Continuously Moving Target

Today, companies connect with audiences that are increasingly broader in age range and differentiated in terms of needs and requirements. They are also jagged in how they approach the communication tools they use and are intercepted by communication, whether the contact points are inside or outside the companies.

Why Choose a Fluid Brand?

Values ​​and consistency, as we have said, are essential, but conveying them correctly to be increasingly influential becomes central. The models companies use to build their identity sometimes risk getting them stuck in constraints and cages, making it more complex to adapt to the context. Behind the idea of ​​a fluid brand are the following main ideas:

  • Giving brands the possibility of making themselves flexible, dynamic, and fluid.
  • Breaking pre-set patterns and building their own identity on models that provide the chance to evolve and change.
  • Always remaining faithful to their principles, increasing the ability to adapt to the context, situations, and people with whom one interacts.
  • Changing one’s look, language, and way of being and standing in situations.

The Basis of Fluid Brand

There are many challenges in building or redesigning a fluid identity, but they rest on two main pillars: a new vision of the brand model and a new way of creating the brand identity (Figure 1). The fluid brand model puts the corporate purpose at the center, where it inserts all the classic elements of brand models, organizing them into levels. The more we move between levels, moving away from the purpose, the more quickly the elements within can be modified, thus responding to the need to be closer to changes in the corporate context and becoming more fluid. The fluid brand identity, on the other hand, breaks some traditional patterns. Moving from a single tone of voice to the construction of a brand signature, combined with a series of coherent voice tones close to the different audiences, allows the language to be adapted to brands depending on the situation. This then moves to the principle of “no format”, where the elements that make up the brand’s visual identity are expanded according to needs and inserted into a system made up of graphic signs, colors, fonts, images, and illustrations, that can be adapted to all touchpoints. Storytelling also plays a fundamental role in the fluid brand ecosystem, constantly redefining itself to integrate all the elements of brand evolution.

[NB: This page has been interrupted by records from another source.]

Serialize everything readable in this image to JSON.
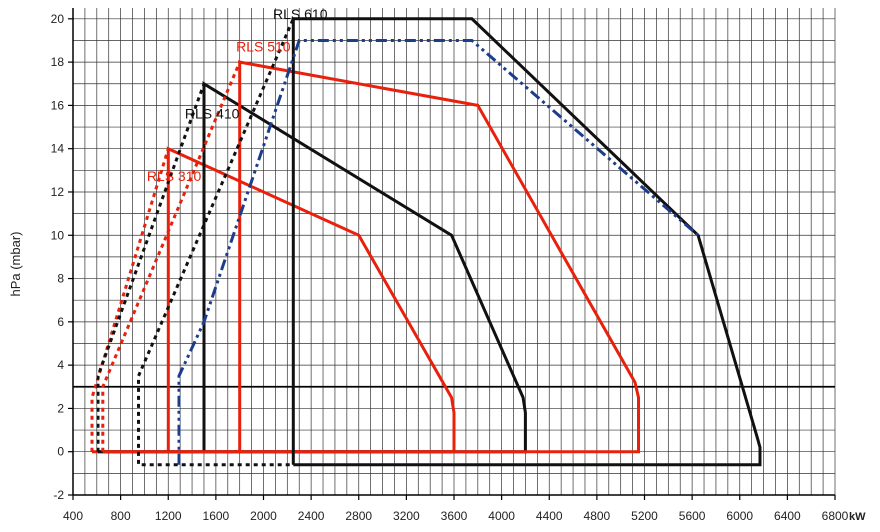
{
  "chart_data": {
    "type": "line",
    "title": "",
    "xlabel": "",
    "x_unit": "kW",
    "ylabel": "hPa (mbar)",
    "xlim": [
      400,
      6800
    ],
    "ylim": [
      -2,
      20.5
    ],
    "x_ticks": [
      400,
      800,
      1200,
      1600,
      2000,
      2400,
      2800,
      3200,
      3600,
      4000,
      4400,
      4800,
      5200,
      5600,
      6000,
      6400,
      6800
    ],
    "x_tick_labels": [
      "400",
      "800",
      "1200",
      "1600",
      "2000",
      "2400",
      "2800",
      "3200",
      "3600",
      "4000",
      "4400",
      "4800",
      "5200",
      "5600",
      "6000",
      "6400",
      "6800"
    ],
    "y_ticks": [
      -2,
      0,
      2,
      4,
      6,
      8,
      10,
      12,
      14,
      16,
      18,
      20
    ],
    "y_tick_labels": [
      "-2",
      "0",
      "2",
      "4",
      "6",
      "8",
      "10",
      "12",
      "14",
      "16",
      "18",
      "20"
    ],
    "grid": true,
    "major_grid_y": [
      3
    ],
    "colors": {
      "red": "#e8200c",
      "black": "#111111",
      "blue": "#1c3c8c",
      "grid": "#333333",
      "background": "#ffffff"
    },
    "series": [
      {
        "name": "RLS 310",
        "color": "#e8200c",
        "dash": "solid",
        "width": 3,
        "points": [
          [
            1200,
            0
          ],
          [
            1200,
            14
          ],
          [
            2800,
            10
          ],
          [
            3580,
            2.5
          ],
          [
            3600,
            1.8
          ],
          [
            3600,
            0
          ],
          [
            560,
            0
          ]
        ]
      },
      {
        "name": "",
        "color": "#e8200c",
        "dash": "dotted",
        "width": 3,
        "points": [
          [
            560,
            0
          ],
          [
            560,
            2.5
          ],
          [
            1200,
            14
          ]
        ]
      },
      {
        "name": "RLS 410",
        "color": "#111111",
        "dash": "solid",
        "width": 3,
        "points": [
          [
            1500,
            0
          ],
          [
            1500,
            17
          ],
          [
            3580,
            10
          ],
          [
            4180,
            2.5
          ],
          [
            4200,
            1.8
          ],
          [
            4200,
            0
          ],
          [
            610,
            0
          ]
        ]
      },
      {
        "name": "",
        "color": "#111111",
        "dash": "dotted",
        "width": 3,
        "points": [
          [
            610,
            0
          ],
          [
            610,
            3.5
          ],
          [
            1500,
            17
          ]
        ]
      },
      {
        "name": "RLS 510",
        "color": "#e8200c",
        "dash": "solid",
        "width": 3,
        "points": [
          [
            1800,
            0
          ],
          [
            1800,
            18
          ],
          [
            3800,
            16
          ],
          [
            5120,
            3.2
          ],
          [
            5150,
            2.5
          ],
          [
            5150,
            0
          ],
          [
            650,
            0
          ]
        ]
      },
      {
        "name": "",
        "color": "#e8200c",
        "dash": "dotted",
        "width": 3,
        "points": [
          [
            650,
            0
          ],
          [
            650,
            3
          ],
          [
            1800,
            18
          ]
        ]
      },
      {
        "name": "RLS 610",
        "color": "#111111",
        "dash": "solid",
        "width": 3,
        "points": [
          [
            2250,
            -0.6
          ],
          [
            2250,
            20
          ],
          [
            3750,
            20
          ],
          [
            5650,
            10
          ],
          [
            6150,
            0.6
          ],
          [
            6170,
            0.2
          ],
          [
            6170,
            -0.6
          ],
          [
            2250,
            -0.6
          ]
        ]
      },
      {
        "name": "",
        "color": "#111111",
        "dash": "dotted",
        "width": 3,
        "points": [
          [
            2220,
            -0.6
          ],
          [
            950,
            -0.6
          ],
          [
            950,
            3.5
          ],
          [
            2250,
            20
          ]
        ]
      },
      {
        "name": "",
        "color": "#1c3c8c",
        "dash": "dashdot",
        "width": 3,
        "points": [
          [
            1290,
            -0.6
          ],
          [
            1290,
            3.5
          ],
          [
            1500,
            6
          ],
          [
            2300,
            19
          ],
          [
            3750,
            19
          ],
          [
            5650,
            10
          ]
        ]
      }
    ],
    "labels": [
      {
        "text": "RLS 310",
        "x": 1020,
        "y": 12.5,
        "color": "#e8200c"
      },
      {
        "text": "RLS 410",
        "x": 1340,
        "y": 15.4,
        "color": "#111111"
      },
      {
        "text": "RLS 510",
        "x": 1770,
        "y": 18.5,
        "color": "#e8200c"
      },
      {
        "text": "RLS 610",
        "x": 2080,
        "y": 20.0,
        "color": "#111111"
      }
    ]
  }
}
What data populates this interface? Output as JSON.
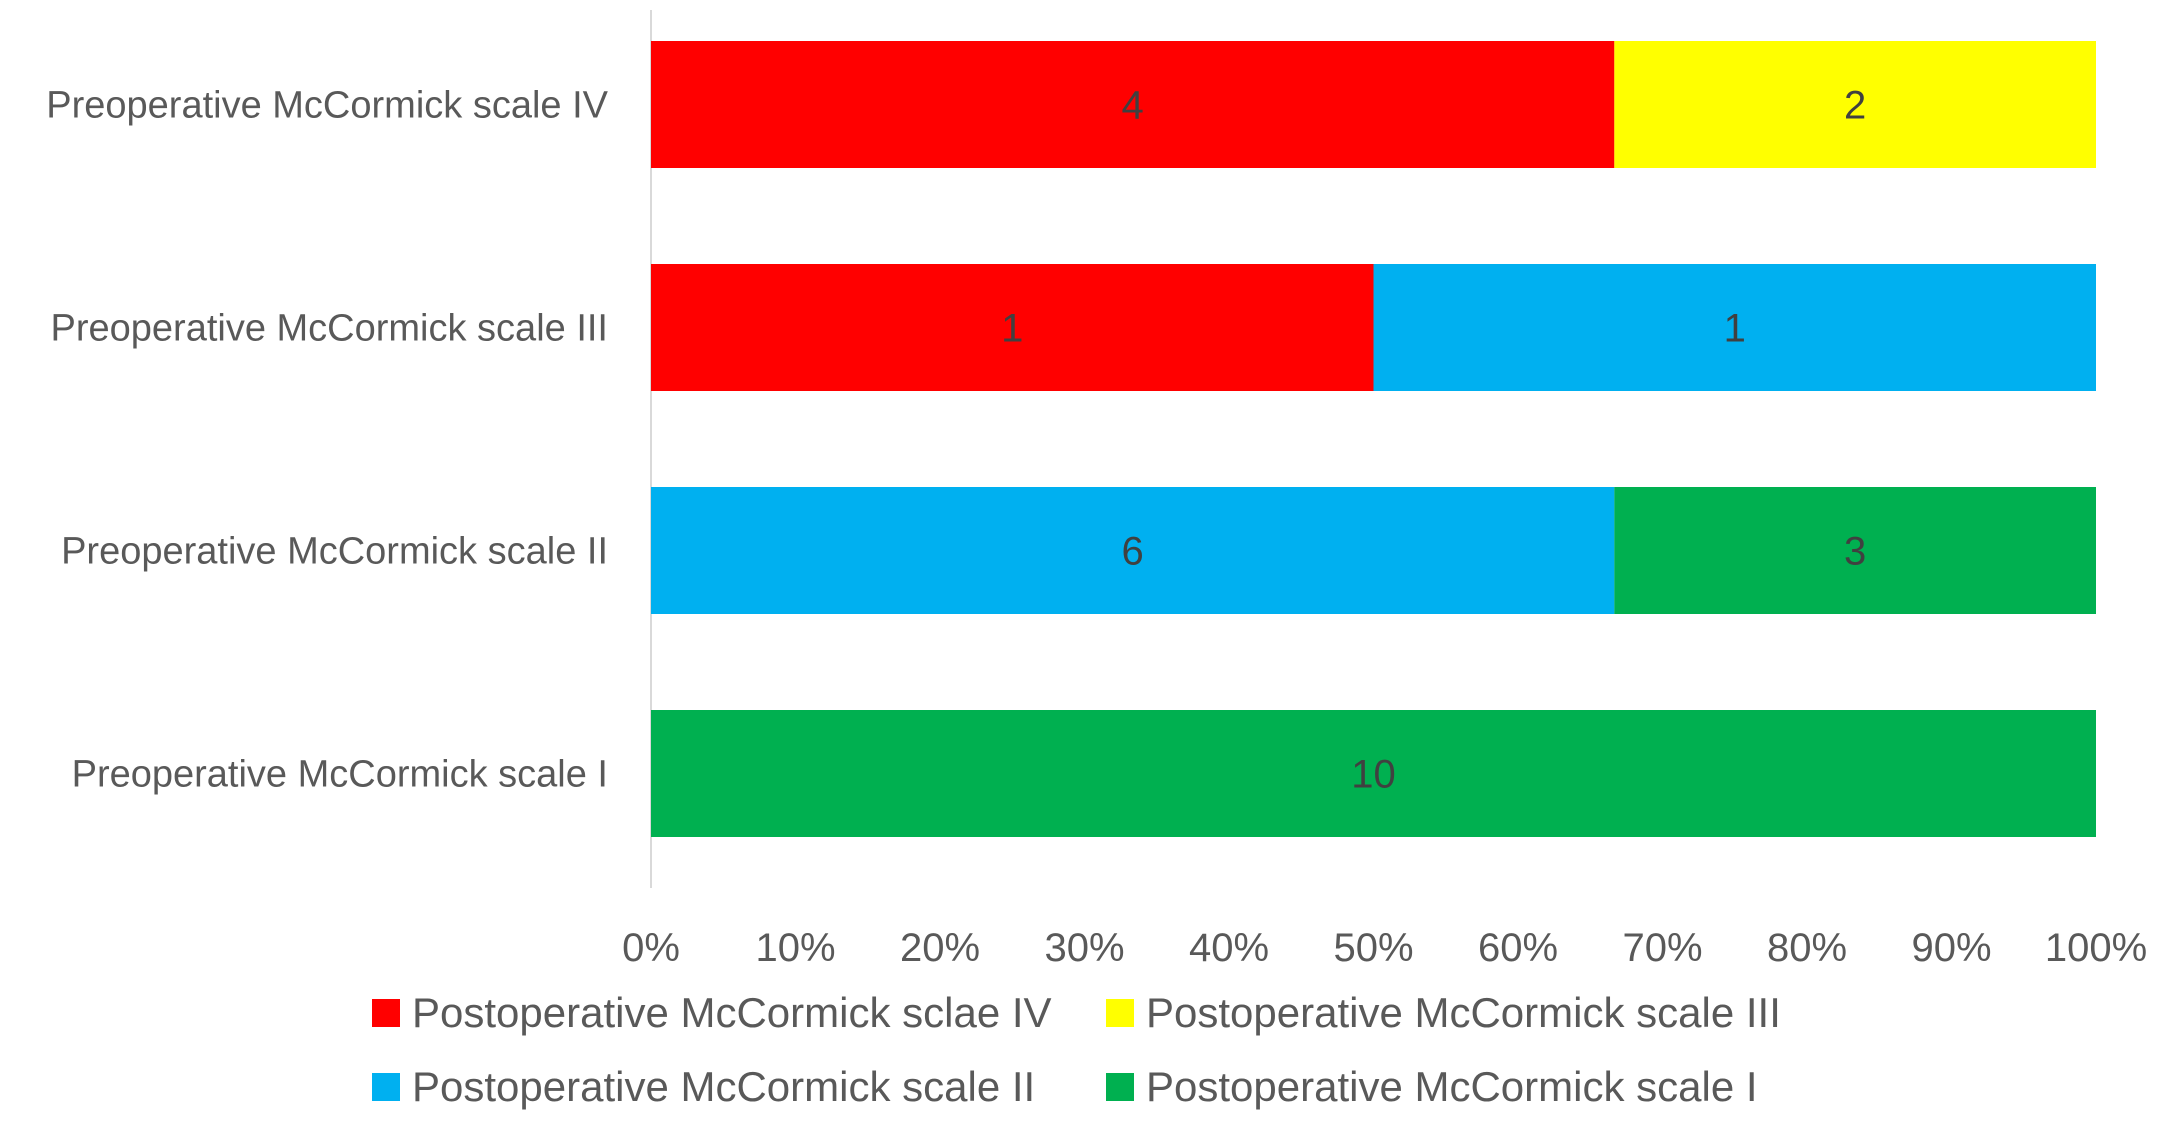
{
  "chart_data": {
    "type": "bar",
    "orientation": "horizontal",
    "stacking": "percent",
    "categories": [
      "Preoperative McCormick scale IV",
      "Preoperative McCormick scale III",
      "Preoperative McCormick scale II",
      "Preoperative McCormick scale I"
    ],
    "series": [
      {
        "name": "Postoperative McCormick sclae IV",
        "color": "#FF0000",
        "values": [
          4,
          1,
          null,
          null
        ]
      },
      {
        "name": "Postoperative McCormick scale III",
        "color": "#FFFF00",
        "values": [
          2,
          null,
          null,
          null
        ]
      },
      {
        "name": "Postoperative McCormick scale II",
        "color": "#00B0F0",
        "values": [
          null,
          1,
          6,
          null
        ]
      },
      {
        "name": "Postoperative McCormick scale I",
        "color": "#00B050",
        "values": [
          null,
          null,
          3,
          10
        ]
      }
    ],
    "xticks": [
      "0%",
      "10%",
      "20%",
      "30%",
      "40%",
      "50%",
      "60%",
      "70%",
      "80%",
      "90%",
      "100%"
    ],
    "xlim": [
      0,
      100
    ],
    "grid": false,
    "legend_position": "bottom",
    "title": "",
    "xlabel": "",
    "ylabel": ""
  }
}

What Does This Mean for The Company?

Becoming a Fluid Brand does not mean distorting oneself but instead helping to broaden the brand’s perception while maintaining its recognizability. It is an operation that requires constant envisioning work that allows companies to investigate what is happening outside the window, anticipate trends, and intercept conversations on hot topics that help them direct the evolution and growth of the brand and speak the language of today, knowing what will happen tomorrow.

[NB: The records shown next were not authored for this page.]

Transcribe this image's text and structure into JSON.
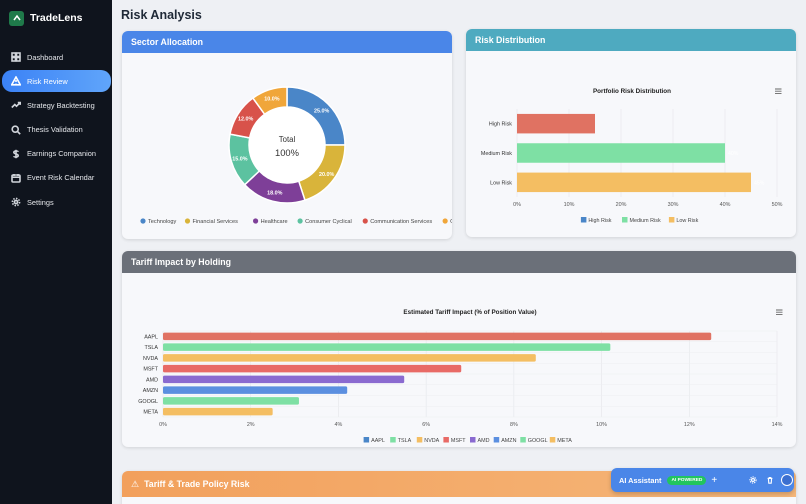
{
  "brand": {
    "name": "TradeLens"
  },
  "nav": [
    {
      "label": "Dashboard",
      "icon": "grid-icon",
      "active": false
    },
    {
      "label": "Risk Review",
      "icon": "warning-icon",
      "active": true
    },
    {
      "label": "Strategy Backtesting",
      "icon": "trend-up-icon",
      "active": false
    },
    {
      "label": "Thesis Validation",
      "icon": "search-icon",
      "active": false
    },
    {
      "label": "Earnings Companion",
      "icon": "dollar-icon",
      "active": false
    },
    {
      "label": "Event Risk Calendar",
      "icon": "calendar-icon",
      "active": false
    },
    {
      "label": "Settings",
      "icon": "gear-icon",
      "active": false
    }
  ],
  "page": {
    "title": "Risk Analysis"
  },
  "sector": {
    "header": "Sector Allocation",
    "center_label": "Total",
    "center_value": "100%"
  },
  "risk": {
    "header": "Risk Distribution",
    "chart_title": "Portfolio Risk Distribution"
  },
  "tariff": {
    "header": "Tariff Impact by Holding",
    "chart_title": "Estimated Tariff Impact (% of Position Value)"
  },
  "policy": {
    "header": "Tariff & Trade Policy Risk",
    "icon": "warning-icon"
  },
  "ai": {
    "title": "AI Assistant",
    "badge": "AI POWERED"
  },
  "chart_data": [
    {
      "type": "pie",
      "title": "",
      "categories": [
        "Technology",
        "Financial Services",
        "Healthcare",
        "Consumer Cyclical",
        "Communication Services",
        "Other"
      ],
      "values": [
        25.0,
        20.0,
        18.0,
        15.0,
        12.0,
        10.0
      ],
      "labels": [
        "25.0%",
        "20.0%",
        "18.0%",
        "15.0%",
        "12.0%",
        "10.0%"
      ],
      "colors": [
        "#4a86c8",
        "#d9b43a",
        "#7e3f98",
        "#5cc2a0",
        "#d8524a",
        "#f0a63a"
      ],
      "legend": "bottom"
    },
    {
      "type": "bar",
      "orientation": "horizontal",
      "title": "Portfolio Risk Distribution",
      "categories": [
        "High Risk",
        "Medium Risk",
        "Low Risk"
      ],
      "values": [
        15,
        40,
        45
      ],
      "value_labels": [
        "",
        "40%",
        "45%"
      ],
      "colors": [
        "#e07262",
        "#7ee0a4",
        "#f4be62"
      ],
      "legend_entries": [
        "High Risk",
        "Medium Risk",
        "Low Risk"
      ],
      "legend_colors": [
        "#4a86c8",
        "#7ee0a4",
        "#f4be62"
      ],
      "xlim": [
        0,
        50
      ],
      "xticks": [
        "0%",
        "10%",
        "20%",
        "30%",
        "40%",
        "50%"
      ],
      "legend": "bottom"
    },
    {
      "type": "bar",
      "orientation": "horizontal",
      "title": "Estimated Tariff Impact (% of Position Value)",
      "categories": [
        "AAPL",
        "TSLA",
        "NVDA",
        "MSFT",
        "AMD",
        "AMZN",
        "GOOGL",
        "META"
      ],
      "values": [
        12.5,
        10.2,
        8.5,
        6.8,
        5.5,
        4.2,
        3.1,
        2.5
      ],
      "colors": [
        "#e07262",
        "#7ee0a4",
        "#f4be62",
        "#e86a66",
        "#8a6ad0",
        "#5b8fe0",
        "#7ee0a4",
        "#f4be62"
      ],
      "legend_entries": [
        "AAPL",
        "TSLA",
        "NVDA",
        "MSFT",
        "AMD",
        "AMZN",
        "GOOGL",
        "META"
      ],
      "legend_colors": [
        "#4a86c8",
        "#7ee0a4",
        "#f4be62",
        "#e86a66",
        "#8a6ad0",
        "#5b8fe0",
        "#7ee0a4",
        "#f4be62"
      ],
      "xlim": [
        0,
        14
      ],
      "xticks": [
        "0%",
        "2%",
        "4%",
        "6%",
        "8%",
        "10%",
        "12%",
        "14%"
      ],
      "legend": "bottom"
    }
  ]
}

The fluid brand is the natural response to the constant need to confront oneself and find a way to grow while keeping people at the center of one’s way of being on the market. A noble purpose is essential to bringing value to society and developing the ability to tell it by reaching as many people as possible is more important. We’ve had enough of brands that age and, years later, decide to break with their identity and strive to be contemporary again. Long live the brands that consistently transform one step at a time while maintaining the core of their identity.